Wer sich Innsbruck nähert und vom "Brenner" spricht, meint natürlich zunächst die Passroute nach Italien. Und doch meint Brenner auch ein zweites, eine der wichtigsten Literaturzeitschriften Österreichs in der ersten Hälfte des 20. Jh. Neben den Dreiklang Karl Kraus/die Fackel/Wien könnte man getrost setzen Ludwig von Ficker/der Brenner/Innsbruck. Mit einem Unterschied: Karl Kraus schrieb selbst, Ludwig von Ficker korrespondierte mit Dichtern und Denkern und fungierte überwiegend als Herausgeber und Verleger. (Der Schriftenname Brenner bezieht sich natürlich auf die Passroute, ist inhaltlich aber auch von der Fackel nicht weit entfernt.)

Und so ward ich bei meinem jüngsten Besuch in Innsbruck, Ende Juli, gleich zwei glücklicher Fügungen gewahr. Zunächst die persönliche, dass ich überhaupt das Brenner-Archiv entdeckte. Gemeinsam mit dem Literaturhaus thront das Brenner-Archiv über dem Häusermeer von Innsbruck im 10. Stock eines Uni-Gebäudes, fast direkt am Inn gelegen. Die Literaturhaus-Chefin Anna Rottensteiner hatte spontan Zeit für ein Gespräch. Archivar und wissenschaftlicher Mitarbeiter im Brenner-Archiv Anton Unterkircher zeigte uns das Archiv, das aus statischen Gründen an die Fassade des 10. Stocks wie ein Rucksack angehängt ist.

Im Schuber, den Unterkircher für uns öffnete, fand sich die Verlegerkorrespondenz mit Rainer Maria Rilke, Thomas Mann, Paul Celan. Letzterer bot den Abdruck seiner Todesfuge an, worauf von Ficker nicht einging.
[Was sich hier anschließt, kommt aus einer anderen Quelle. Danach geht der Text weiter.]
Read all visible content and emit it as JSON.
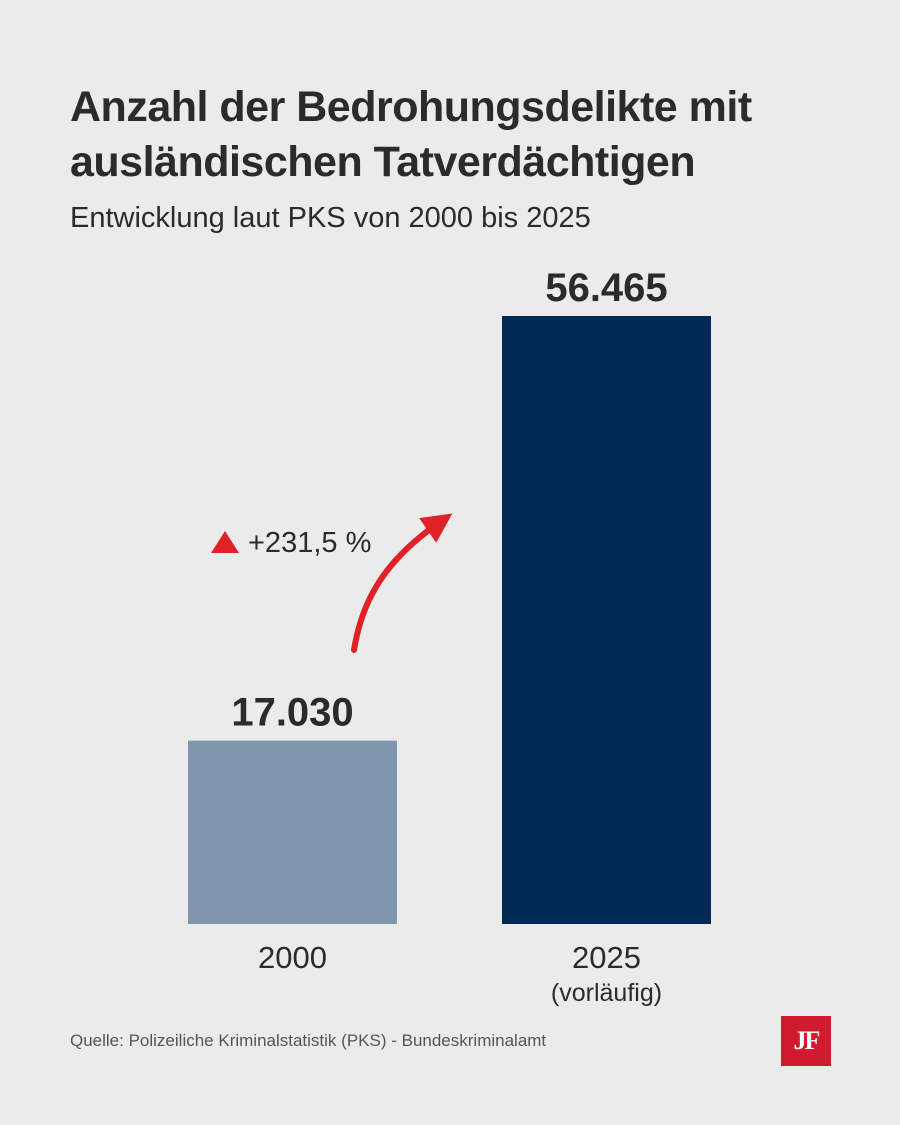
{
  "header": {
    "title_line1": "Anzahl der Bedrohungsdelikte mit",
    "title_line2": "ausländischen Tatverdächtigen",
    "subtitle": "Entwicklung laut PKS von 2000 bis 2025"
  },
  "chart_data": {
    "type": "bar",
    "title": "Anzahl der Bedrohungsdelikte mit ausländischen Tatverdächtigen",
    "subtitle": "Entwicklung laut PKS von 2000 bis 2025",
    "categories": [
      "2000",
      "2025"
    ],
    "category_sublabels": [
      "",
      "(vorläufig)"
    ],
    "values": [
      17030,
      56465
    ],
    "value_labels": [
      "17.030",
      "56.465"
    ],
    "bar_colors": [
      "#8096ae",
      "#002855"
    ],
    "ylim": [
      0,
      56465
    ],
    "grid": false,
    "legend": "none",
    "annotation": {
      "text": "+231,5 %",
      "marker": "red-up-triangle-icon",
      "arrow": "curved-red-arrow-icon",
      "color": "#e02128"
    }
  },
  "footer": {
    "source": "Quelle: Polizeiliche Kriminalstatistik (PKS) - Bundeskriminalamt",
    "logo_text": "JF",
    "logo_color": "#d01a2e"
  }
}
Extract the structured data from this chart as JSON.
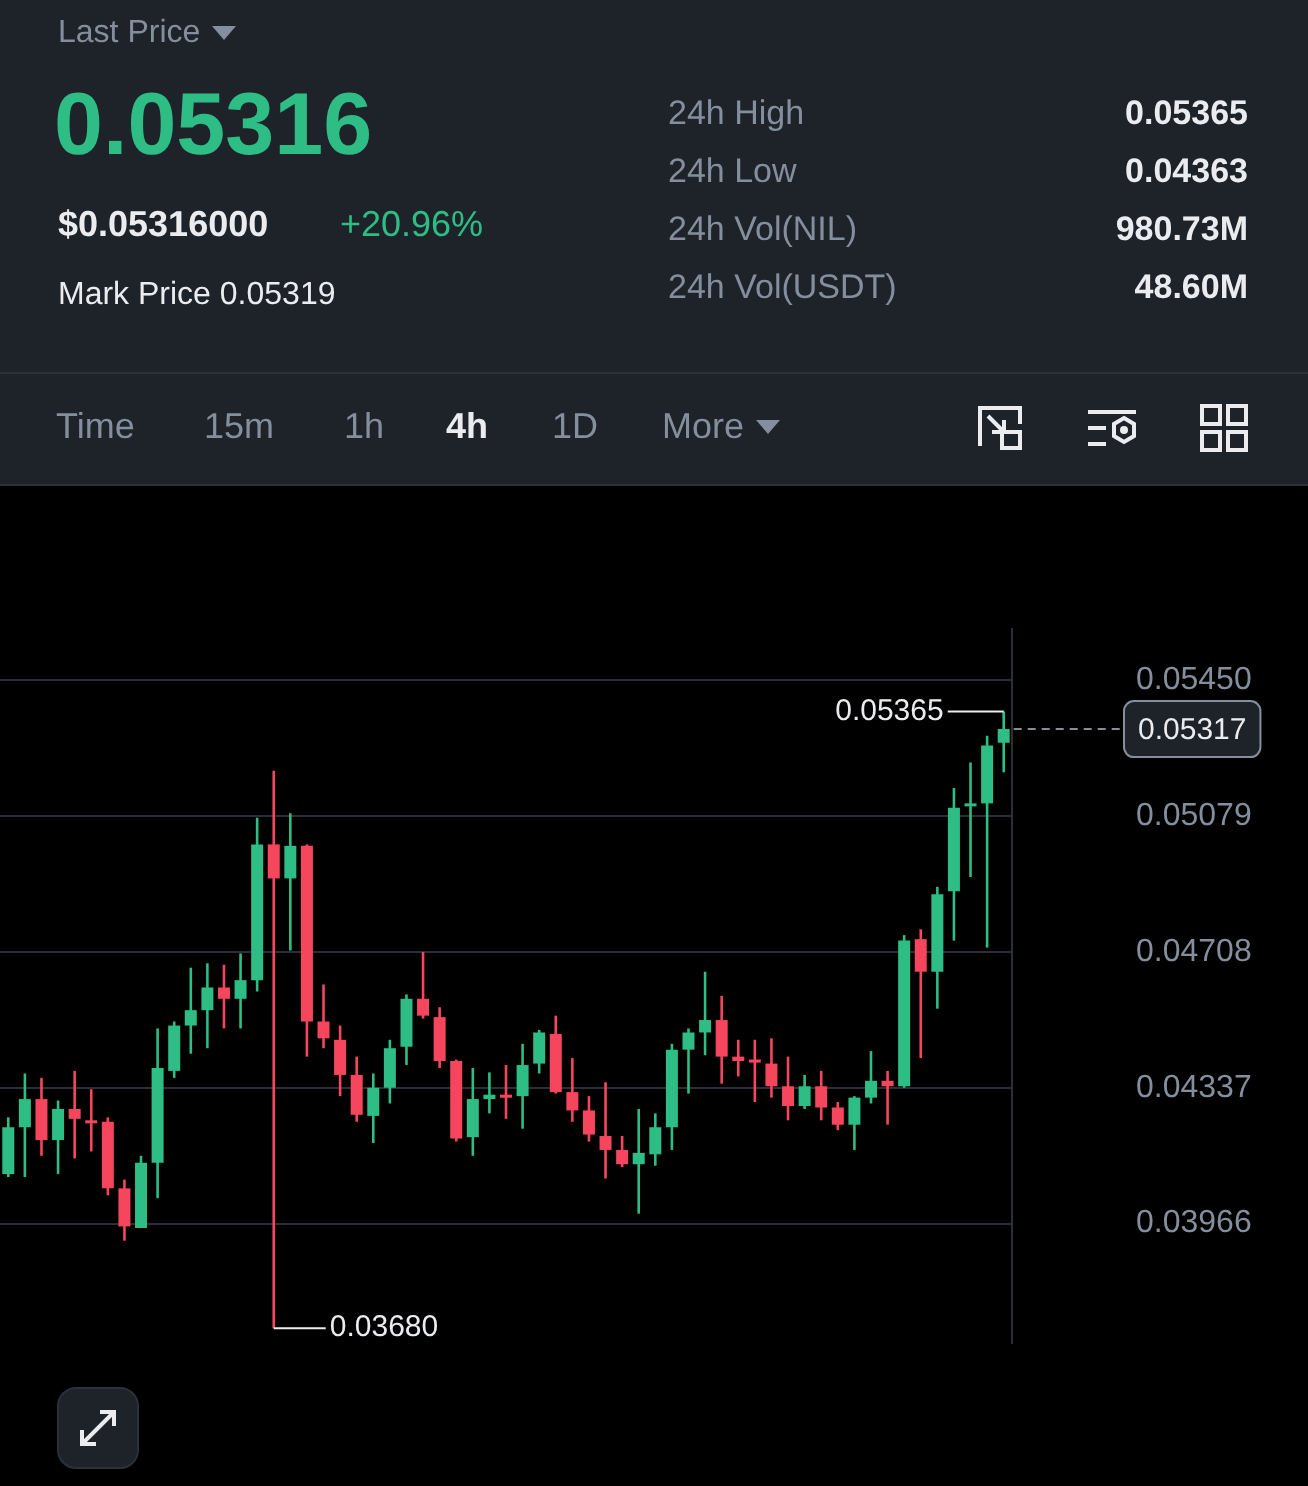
{
  "chart_data": [
    {
      "type": "other",
      "title": "Last Price",
      "subtitle": "0.05316",
      "annotations": [
        "$0.05316000",
        "+20.96%",
        "Mark Price 0.05319",
        "24h High",
        "0.05365",
        "24h Low",
        "0.04363",
        "24h Vol(NIL)",
        "980.73M",
        "24h Vol(USDT)",
        "48.60M",
        "Time",
        "15m",
        "1h",
        "4h",
        "1D",
        "More"
      ]
    },
    {
      "type": "candlestick",
      "categories": [
        null,
        null,
        null,
        null,
        null,
        null,
        null,
        null,
        null,
        null,
        null,
        null,
        null,
        null,
        null,
        null,
        null,
        null,
        null,
        null,
        null,
        null,
        null,
        null,
        null,
        null,
        null,
        null,
        null,
        null,
        null,
        null,
        null,
        null,
        null,
        null,
        null,
        null,
        null,
        null,
        null,
        null,
        null,
        null,
        null,
        null,
        null,
        null,
        null,
        null,
        null,
        null,
        null,
        null,
        null,
        null,
        null,
        null,
        null,
        null,
        null
      ],
      "ohlc": [
        [
          0.04101,
          0.04256,
          0.04093,
          0.04229
        ],
        [
          0.04229,
          0.04376,
          0.04093,
          0.04306
        ],
        [
          0.04306,
          0.04364,
          0.04151,
          0.04194
        ],
        [
          0.04194,
          0.04302,
          0.04101,
          0.04279
        ],
        [
          0.04279,
          0.04383,
          0.04144,
          0.04252
        ],
        [
          0.04248,
          0.04333,
          0.04163,
          0.0424
        ],
        [
          0.04244,
          0.04256,
          0.04043,
          0.04062
        ],
        [
          0.04062,
          0.04086,
          0.03919,
          0.03958
        ],
        [
          0.03954,
          0.04151,
          0.03954,
          0.04132
        ],
        [
          0.04132,
          0.04499,
          0.04035,
          0.04391
        ],
        [
          0.04383,
          0.04518,
          0.04364,
          0.04507
        ],
        [
          0.04507,
          0.04665,
          0.0443,
          0.04549
        ],
        [
          0.04549,
          0.04677,
          0.04445,
          0.04611
        ],
        [
          0.04611,
          0.04673,
          0.04499,
          0.0458
        ],
        [
          0.0458,
          0.04704,
          0.04499,
          0.04631
        ],
        [
          0.04631,
          0.05075,
          0.046,
          0.05002
        ],
        [
          0.05002,
          0.05203,
          0.0368,
          0.04909
        ],
        [
          0.04909,
          0.05087,
          0.04712,
          0.04998
        ],
        [
          0.04998,
          0.05002,
          0.04422,
          0.04518
        ],
        [
          0.04518,
          0.04619,
          0.04445,
          0.04472
        ],
        [
          0.04468,
          0.04507,
          0.04314,
          0.04372
        ],
        [
          0.04372,
          0.04422,
          0.04244,
          0.04263
        ],
        [
          0.0426,
          0.04376,
          0.04186,
          0.04337
        ],
        [
          0.04337,
          0.04468,
          0.04294,
          0.04445
        ],
        [
          0.04449,
          0.04592,
          0.04399,
          0.0458
        ],
        [
          0.0458,
          0.04708,
          0.04526,
          0.04534
        ],
        [
          0.0453,
          0.04557,
          0.04391,
          0.0441
        ],
        [
          0.0441,
          0.04414,
          0.0419,
          0.04198
        ],
        [
          0.04202,
          0.04391,
          0.04151,
          0.04306
        ],
        [
          0.04306,
          0.04379,
          0.04267,
          0.04318
        ],
        [
          0.04318,
          0.04399,
          0.04252,
          0.0431
        ],
        [
          0.04314,
          0.04457,
          0.04225,
          0.04399
        ],
        [
          0.04403,
          0.04495,
          0.04376,
          0.04488
        ],
        [
          0.04484,
          0.04534,
          0.04321,
          0.04325
        ],
        [
          0.04325,
          0.04418,
          0.04244,
          0.04275
        ],
        [
          0.04275,
          0.04314,
          0.0419,
          0.04209
        ],
        [
          0.04205,
          0.04352,
          0.04089,
          0.04167
        ],
        [
          0.04167,
          0.04205,
          0.0412,
          0.04128
        ],
        [
          0.04128,
          0.04279,
          0.03993,
          0.04159
        ],
        [
          0.04155,
          0.04267,
          0.04124,
          0.04229
        ],
        [
          0.04229,
          0.04457,
          0.04167,
          0.04441
        ],
        [
          0.04441,
          0.04499,
          0.04321,
          0.04488
        ],
        [
          0.04488,
          0.04654,
          0.04426,
          0.04522
        ],
        [
          0.04522,
          0.04588,
          0.04348,
          0.04422
        ],
        [
          0.04422,
          0.04468,
          0.04368,
          0.0441
        ],
        [
          0.04414,
          0.04468,
          0.04298,
          0.04406
        ],
        [
          0.04403,
          0.04472,
          0.0431,
          0.04341
        ],
        [
          0.04341,
          0.04422,
          0.04248,
          0.04287
        ],
        [
          0.04287,
          0.04372,
          0.04279,
          0.04341
        ],
        [
          0.04341,
          0.04383,
          0.04248,
          0.04283
        ],
        [
          0.04283,
          0.04298,
          0.04221,
          0.04236
        ],
        [
          0.04236,
          0.04314,
          0.04167,
          0.0431
        ],
        [
          0.0431,
          0.04437,
          0.04294,
          0.04356
        ],
        [
          0.04356,
          0.04383,
          0.04236,
          0.04341
        ],
        [
          0.04341,
          0.04754,
          0.04337,
          0.04739
        ],
        [
          0.04743,
          0.0477,
          0.04418,
          0.04654
        ],
        [
          0.04654,
          0.04886,
          0.04553,
          0.04866
        ],
        [
          0.04874,
          0.05156,
          0.04739,
          0.05102
        ],
        [
          0.0511,
          0.05226,
          0.04913,
          0.05114
        ],
        [
          0.05114,
          0.05299,
          0.0472,
          0.05272
        ],
        [
          0.0528,
          0.05365,
          0.05199,
          0.05317
        ]
      ],
      "ylim": [
        0.0364,
        0.0559
      ],
      "yticks": [
        {
          "value": 0.0545,
          "label": "0.05450"
        },
        {
          "value": 0.05079,
          "label": "0.05079"
        },
        {
          "value": 0.04708,
          "label": "0.04708"
        },
        {
          "value": 0.04337,
          "label": "0.04337"
        },
        {
          "value": 0.03966,
          "label": "0.03966"
        }
      ],
      "grid": "y",
      "tick_labels": "y",
      "ref_lines": [
        {
          "axis": "y",
          "value": 0.05317,
          "label": "0.05317",
          "line_style": "dashed"
        }
      ],
      "annotations": [
        "0.05365",
        "0.03680"
      ]
    }
  ]
}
Das war nur ein kleiner Ausschnitt, der schon erstaunen ließ. Das Staunen steigt noch mit einer kleinen Web-Recherche, die schnell zeigt, mit wem von Ficker sonst noch korrespondierte, etwa Heidegger und Wittgenstein.

Die zweite glückliche Fügung ist organisatorischer Art. Der gemeinsam Ort von Brenner-Archiv und Literaturhaus scheint genial. Die Location - auch wegen der attraktiven Aussichten auf Berge und Inntal - ideal für das Geistesleben. Wo trifft man sonst eine so anregende Verknüpfung von Literaturgeschichte und wissenschaftlichem Archiv (das neben dem Brenner längst auch Nachlässe wichtiger Autoren sammelt) mit aktueller Literaturarbeit, dichten und denken, an?